Oracle Transparent Data Encryption using Oracle Wallet
If you wish to use a wallet specifically for TDE, then you must specify a wallet location in the sqlnet.ora file by using the ENCRYPTION_WALLET_LOCATION parameter. Oracle recommends that you use ENCRYPTION_WALLET_LOCATION parameter to specify a wallet location for TDE.
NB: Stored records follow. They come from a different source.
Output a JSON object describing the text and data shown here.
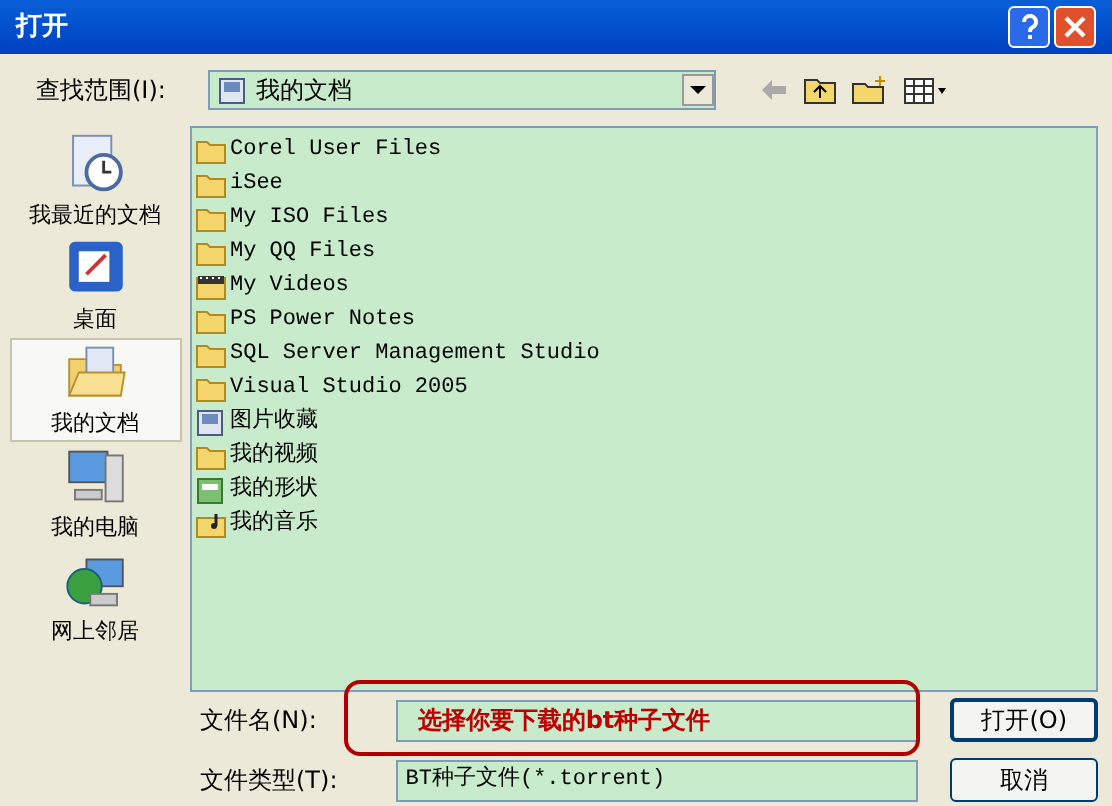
{
  "window": {
    "title": "打开"
  },
  "look_in": {
    "label": "查找范围(I):",
    "value": "我的文档"
  },
  "sidebar": {
    "items": [
      {
        "label": "我最近的文档",
        "kind": "recent",
        "selected": false
      },
      {
        "label": "桌面",
        "kind": "desktop",
        "selected": false
      },
      {
        "label": "我的文档",
        "kind": "documents",
        "selected": true
      },
      {
        "label": "我的电脑",
        "kind": "computer",
        "selected": false
      },
      {
        "label": "网上邻居",
        "kind": "network",
        "selected": false
      }
    ]
  },
  "files": [
    {
      "name": "Corel User Files",
      "kind": "folder"
    },
    {
      "name": "iSee",
      "kind": "folder"
    },
    {
      "name": "My ISO Files",
      "kind": "folder"
    },
    {
      "name": "My QQ Files",
      "kind": "folder"
    },
    {
      "name": "My Videos",
      "kind": "video"
    },
    {
      "name": "PS Power Notes",
      "kind": "folder"
    },
    {
      "name": "SQL Server Management Studio",
      "kind": "folder"
    },
    {
      "name": "Visual Studio 2005",
      "kind": "folder"
    },
    {
      "name": "图片收藏",
      "kind": "pictures"
    },
    {
      "name": "我的视频",
      "kind": "folder"
    },
    {
      "name": "我的形状",
      "kind": "shapes"
    },
    {
      "name": "我的音乐",
      "kind": "music"
    }
  ],
  "file_name": {
    "label": "文件名(N):",
    "annotation": "选择你要下载的bt种子文件"
  },
  "file_type": {
    "label": "文件类型(T):",
    "value": "BT种子文件(*.torrent)"
  },
  "buttons": [
    {
      "label": "打开(O)",
      "kind": "default"
    },
    {
      "label": "取消",
      "kind": "normal"
    }
  ]
}
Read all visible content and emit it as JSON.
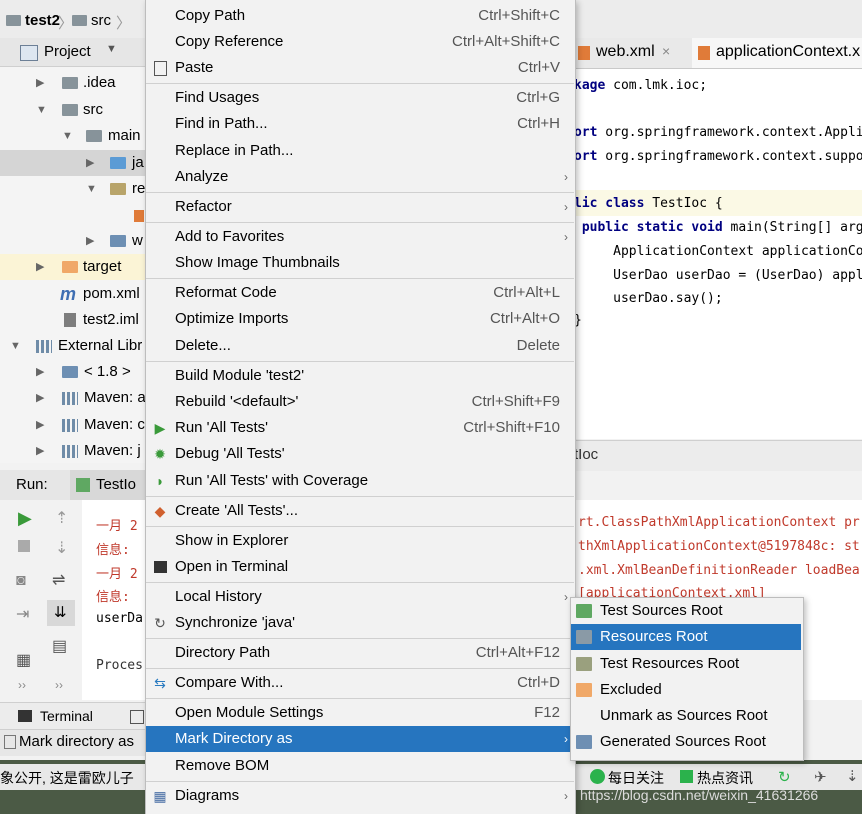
{
  "breadcrumb": {
    "project": "test2",
    "folder": "src"
  },
  "project_panel": {
    "title": "Project",
    "tree": [
      {
        "label": ".idea"
      },
      {
        "label": "src"
      },
      {
        "label": "main"
      },
      {
        "label": "ja"
      },
      {
        "label": "re"
      },
      {
        "label": "w"
      },
      {
        "label": "target"
      },
      {
        "label": "pom.xml"
      },
      {
        "label": "test2.iml"
      },
      {
        "label": "External Libr"
      },
      {
        "label": "< 1.8 >"
      },
      {
        "label": "Maven: a"
      },
      {
        "label": "Maven: c"
      },
      {
        "label": "Maven: j"
      }
    ]
  },
  "editor": {
    "tabs": [
      {
        "label": "web.xml"
      },
      {
        "label": "applicationContext.x"
      }
    ],
    "code": [
      "kage com.lmk.ioc;",
      "",
      "ort org.springframework.context.Appli",
      "ort org.springframework.context.suppo",
      "",
      "lic class TestIoc {",
      " public static void main(String[] arg",
      "     ApplicationContext applicationCo",
      "     UserDao userDao = (UserDao) appl",
      "     userDao.say();",
      "",
      "}"
    ],
    "bottom_tab": "tIoc"
  },
  "run_panel": {
    "label": "Run:",
    "tab": "TestIo",
    "console_left": [
      "一月 2",
      "信息: ",
      "一月 2",
      "信息: ",
      "userDa",
      "",
      "Proces"
    ],
    "console_right": [
      "rt.ClassPathXmlApplicationContext pr",
      "thXmlApplicationContext@5197848c: st",
      ".xml.XmlBeanDefinitionReader loadBea",
      "[applicationContext.xml]"
    ]
  },
  "bottom_bar": {
    "terminal": "Terminal",
    "status": "Mark directory as"
  },
  "context_menu": {
    "items": [
      {
        "label": "Copy Path",
        "shortcut": "Ctrl+Shift+C"
      },
      {
        "label": "Copy Reference",
        "shortcut": "Ctrl+Alt+Shift+C"
      },
      {
        "label": "Paste",
        "shortcut": "Ctrl+V",
        "icon": "paste-icon"
      },
      {
        "label": "Find Usages",
        "shortcut": "Ctrl+G"
      },
      {
        "label": "Find in Path...",
        "shortcut": "Ctrl+H"
      },
      {
        "label": "Replace in Path...",
        "shortcut": ""
      },
      {
        "label": "Analyze",
        "shortcut": "",
        "submenu": true
      },
      {
        "label": "Refactor",
        "shortcut": "",
        "submenu": true
      },
      {
        "label": "Add to Favorites",
        "shortcut": "",
        "submenu": true
      },
      {
        "label": "Show Image Thumbnails",
        "shortcut": ""
      },
      {
        "label": "Reformat Code",
        "shortcut": "Ctrl+Alt+L"
      },
      {
        "label": "Optimize Imports",
        "shortcut": "Ctrl+Alt+O"
      },
      {
        "label": "Delete...",
        "shortcut": "Delete"
      },
      {
        "label": "Build Module 'test2'",
        "shortcut": ""
      },
      {
        "label": "Rebuild '<default>'",
        "shortcut": "Ctrl+Shift+F9"
      },
      {
        "label": "Run 'All Tests'",
        "shortcut": "Ctrl+Shift+F10",
        "icon": "run-icon"
      },
      {
        "label": "Debug 'All Tests'",
        "shortcut": "",
        "icon": "debug-icon"
      },
      {
        "label": "Run 'All Tests' with Coverage",
        "shortcut": "",
        "icon": "coverage-icon"
      },
      {
        "label": "Create 'All Tests'...",
        "shortcut": "",
        "icon": "create-test-icon"
      },
      {
        "label": "Show in Explorer",
        "shortcut": ""
      },
      {
        "label": "Open in Terminal",
        "shortcut": "",
        "icon": "terminal-icon"
      },
      {
        "label": "Local History",
        "shortcut": "",
        "submenu": true
      },
      {
        "label": "Synchronize 'java'",
        "shortcut": "",
        "icon": "sync-icon"
      },
      {
        "label": "Directory Path",
        "shortcut": "Ctrl+Alt+F12"
      },
      {
        "label": "Compare With...",
        "shortcut": "Ctrl+D",
        "icon": "compare-icon"
      },
      {
        "label": "Open Module Settings",
        "shortcut": "F12"
      },
      {
        "label": "Mark Directory as",
        "shortcut": "",
        "submenu": true
      },
      {
        "label": "Remove BOM",
        "shortcut": ""
      },
      {
        "label": "Diagrams",
        "shortcut": "",
        "submenu": true,
        "icon": "diagrams-icon"
      }
    ]
  },
  "submenu": {
    "items": [
      {
        "label": "Test Sources Root",
        "color": "#5fa862"
      },
      {
        "label": "Resources Root",
        "color": "#8a9aa6"
      },
      {
        "label": "Test Resources Root",
        "color": "#9aa07e"
      },
      {
        "label": "Excluded",
        "color": "#f0a868"
      },
      {
        "label": "Unmark as Sources Root",
        "color": ""
      },
      {
        "label": "Generated Sources Root",
        "color": "#6e8fb3"
      }
    ]
  },
  "taskbar": {
    "left_text": "象公开, 这是雷欧儿子",
    "hot1": "每日关注",
    "hot2": "热点资讯",
    "watermark": "https://blog.csdn.net/weixin_41631266"
  },
  "colors": {
    "highlight": "#2675bf",
    "menu_bg": "#f2f2f2"
  }
}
ENCRYPTION_WALLET_LOCATION =
(SOURCE =
(METHOD = FILE)
(METHOD_DATA =
(DIRECTORY = /u02/app/oracle/admin/swxdev/wallet)
)
)
SQL> select * from v$encryption_wallet;
WRL_TYPE
--------------------
WRL_PARAMETER
--------------------------------------------------------------------------------
STATUS
------------------
file
/u02/app/oracle/admin/swxdev/wallet
OPEN
SQL> ALTER SYSTEM SET ENCRYPTION KEY IDENTIFIED BY "***";
SQL> ALTER SYSTEM SET ENCRYPTION WALLET OPEN IDENTIFIED BY "***";
SQL> ALTER SYSTEM SET ENCRYPTION WALLET CLOSE IDENTIFIED BY "****";
-- Modify Wallet for Auto-Login --
orapki wallet create -wallet /u02/app/oracle/admin/swxdev/wallet -auto_login
CREATE BIGFILE TABLESPACE SWX_ENCRYPTED DATAFILE
'+DATAC1' SIZE 25G AUTOEXTEND ON NEXT 250M MAXSIZE 33554431M
LOGGING
ONLINE
EXTENT MANAGEMENT LOCAL AUTOALLOCATE
BLOCKSIZE 8K
SEGMENT SPACE MANAGEMENT AUTO
encryption using 'AES256'
default storage (encrypt);
SELECT * FROM V$ENCRYPTED_TABLESPACES;
— Change Wallet Location to ACFS, has to be done in RAC where the Wallet files needs to be on a Shared Cluster File System —
1. Copy wallet files to new location
cp -p /u02/app/oracle/admin/swxdev/wallet/* /ACFS/wallet
2. Go to the sqlnet.ora file where ENCRYPTION_WALLET_LOCATION location is defined. Change to new path /ACFS/wallet
ENCRYPTION_WALLET_LOCATION =
(SOURCE =
(METHOD = FILE)
(METHOD_DATA =
(DIRECTORY = /ACFS/wallet)
)
)
3. Run orapki utility to modify the wallet location for auto-login
orapki wallet create -wallet /ACFS/wallet -auto_login
4. Bounce the databases for which the encryption wallet has been set
— Add Wallet to RAC Database —
If you check the 2nd instance, you can see the wallet is closed on 2nd node and the location points to the default location
SQL> select * from v$encryption_wallet;
WRL_TYPE
--------------------
WRL_PARAMETER
--------------------------------------------------------------------------------
STATUS
------------------
file
/u02/app/oracle/admin/swxtst/wallet
CLOSED
1. Since we have already moved the Encryption wallet to the ACFS shared file system, we have to copy the sqlnet.ora file from Node1 to
Node 2
scp -r /u02/app/oracle/product/11.2.0/dbhome_1/network/admin/sqlnet.ora
oracle@exatestdbadm02:/u02/app/oracle/product/11.2.0/dbhome_1/network/admin/
2. Now check the Instance on Node 2
SQL> select * from v$encryption_wallet;
WRL_TYPE
--------------------
WRL_PARAMETER
--------------------------------------------------------------------------------
STATUS
------------------
file
/ACFS/wallet
OPEN
And you can now see the wallet is open.